I think the name of the community is actually a good indicator here. It's for comics that are funny because of removing them from their original context. The most common humor is "teehee" humor coming from interpreting innocent panels in a dirty context, like this:

Other humor comes from silly situations that are absurd without context like this:

Panels that are funny in the original material can be good for this community, if removing the context provides different humor.
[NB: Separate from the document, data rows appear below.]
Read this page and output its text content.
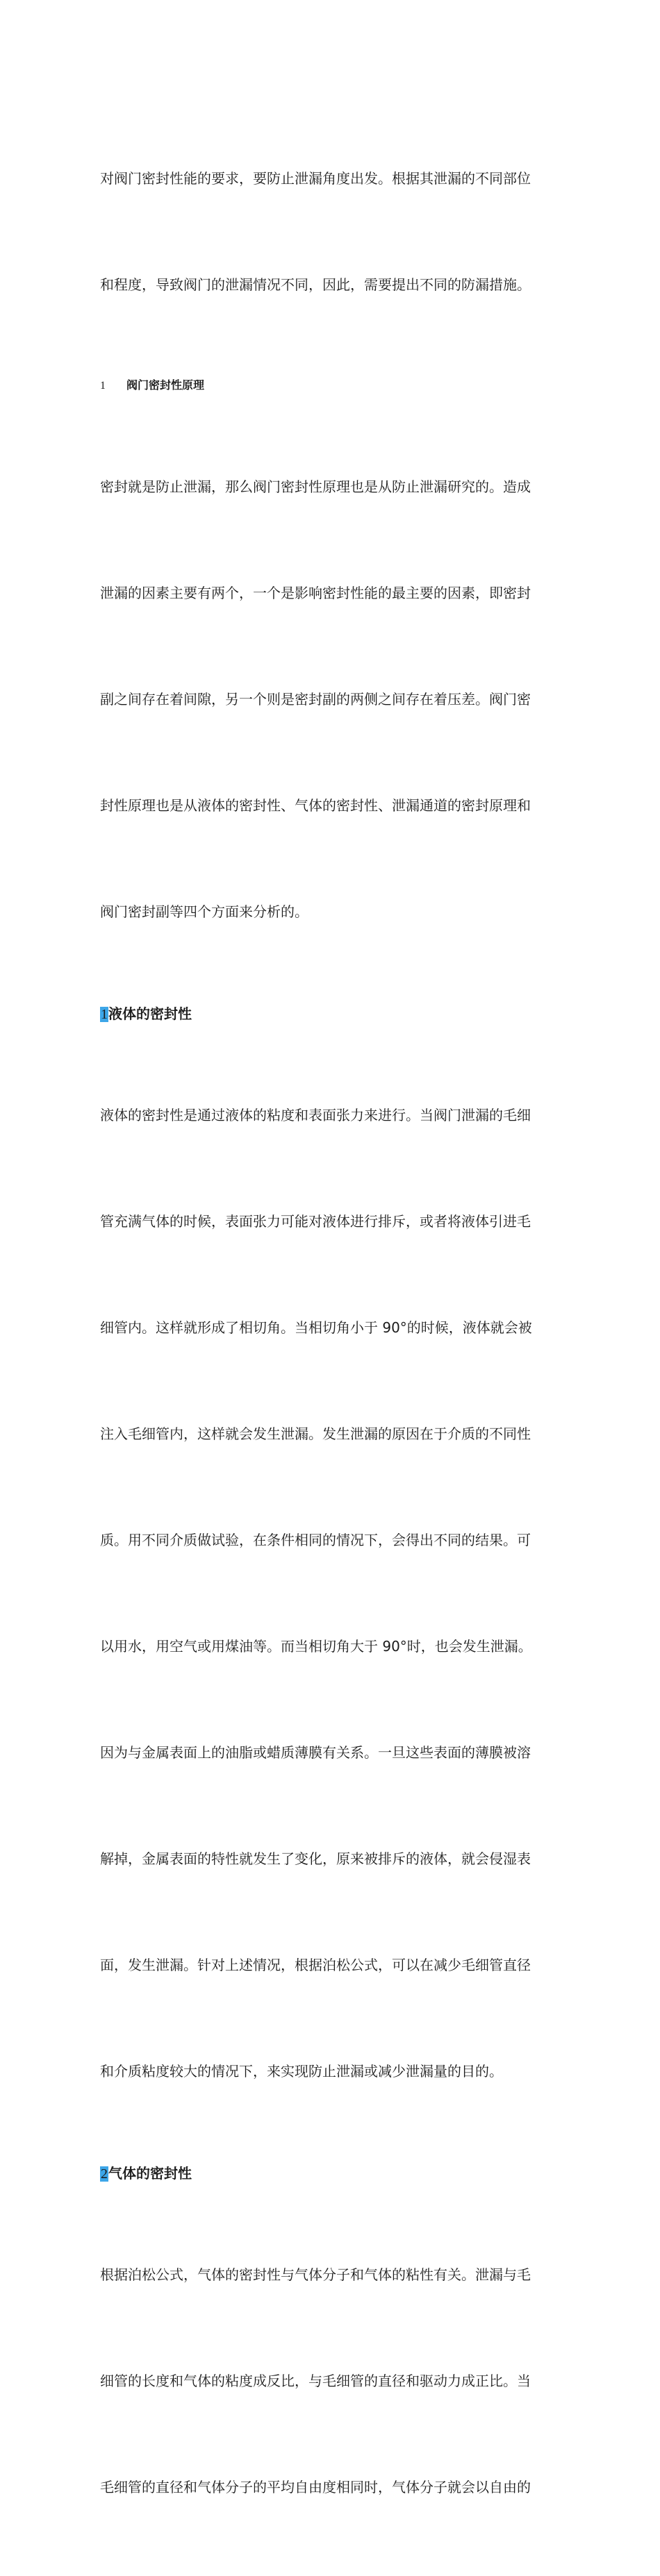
对阀门密封性能的要求，要防止泄漏角度出发。根据其泄漏的不同部位

和程度，导致阀门的泄漏情况不同，因此，需要提出不同的防漏措施。

1 阀门密封性原理

密封就是防止泄漏，那么阀门密封性原理也是从防止泄漏研究的。造成

泄漏的因素主要有两个，一个是影响密封性能的最主要的因素，即密封

副之间存在着间隙，另一个则是密封副的两侧之间存在着压差。阀门密

封性原理也是从液体的密封性、气体的密封性、泄漏通道的密封原理和

阀门密封副等四个方面来分析的。

1液体的密封性

液体的密封性是通过液体的粘度和表面张力来进行。当阀门泄漏的毛细

管充满气体的时候，表面张力可能对液体进行排斥，或者将液体引进毛

细管内。这样就形成了相切角。当相切角小于 90°的时候，液体就会被

注入毛细管内，这样就会发生泄漏。发生泄漏的原因在于介质的不同性

质。用不同介质做试验，在条件相同的情况下，会得出不同的结果。可

以用水，用空气或用煤油等。而当相切角大于 90°时，也会发生泄漏。

因为与金属表面上的油脂或蜡质薄膜有关系。一旦这些表面的薄膜被溶

解掉，金属表面的特性就发生了变化，原来被排斥的液体，就会侵湿表

面，发生泄漏。针对上述情况，根据泊松公式，可以在减少毛细管直径

和介质粘度较大的情况下，来实现防止泄漏或减少泄漏量的目的。

2气体的密封性

根据泊松公式，气体的密封性与气体分子和气体的粘性有关。泄漏与毛

细管的长度和气体的粘度成反比，与毛细管的直径和驱动力成正比。当

毛细管的直径和气体分子的平均自由度相同时，气体分子就会以自由的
This is supposed to be funny in the original because a bear shouldn't accept being spanked by a man, but removing the context allows it to be interpreted as sexual spanking, which is probably not what the original comic intended (there's undoubtedly a lot of writers/artists sneakily inserting their fetishes into their work, but it's more about how the general audience would've interpreted it).

[–] 3dmvr@lemmy.dbzer0.com 2 points 3 weeks ago (1 children)

the smurfing one seems intentionally funny, which is my point, a lot of these seem intentional and ppl are just assuming the writers were slow or people didnt make crass jokes back then?

[–] m_f@discuss.online 2 points 3 weeks ago

It's generally hard to guess at authorial intent, but the smurfs one isn't any more dirty than the rest of the smurf language, in context. Here's the full page:

Here's another few panels from that issue that shows how often verbs are replaced with "smurf":

If you replace that many verbs with "smurf", eventually you're going to end up with something that sounds dirty. In context, it reads as very normal speech though. Maybe the author knew that and secretly did it intentionally, but the general audience wouldn't have interpreted it that way.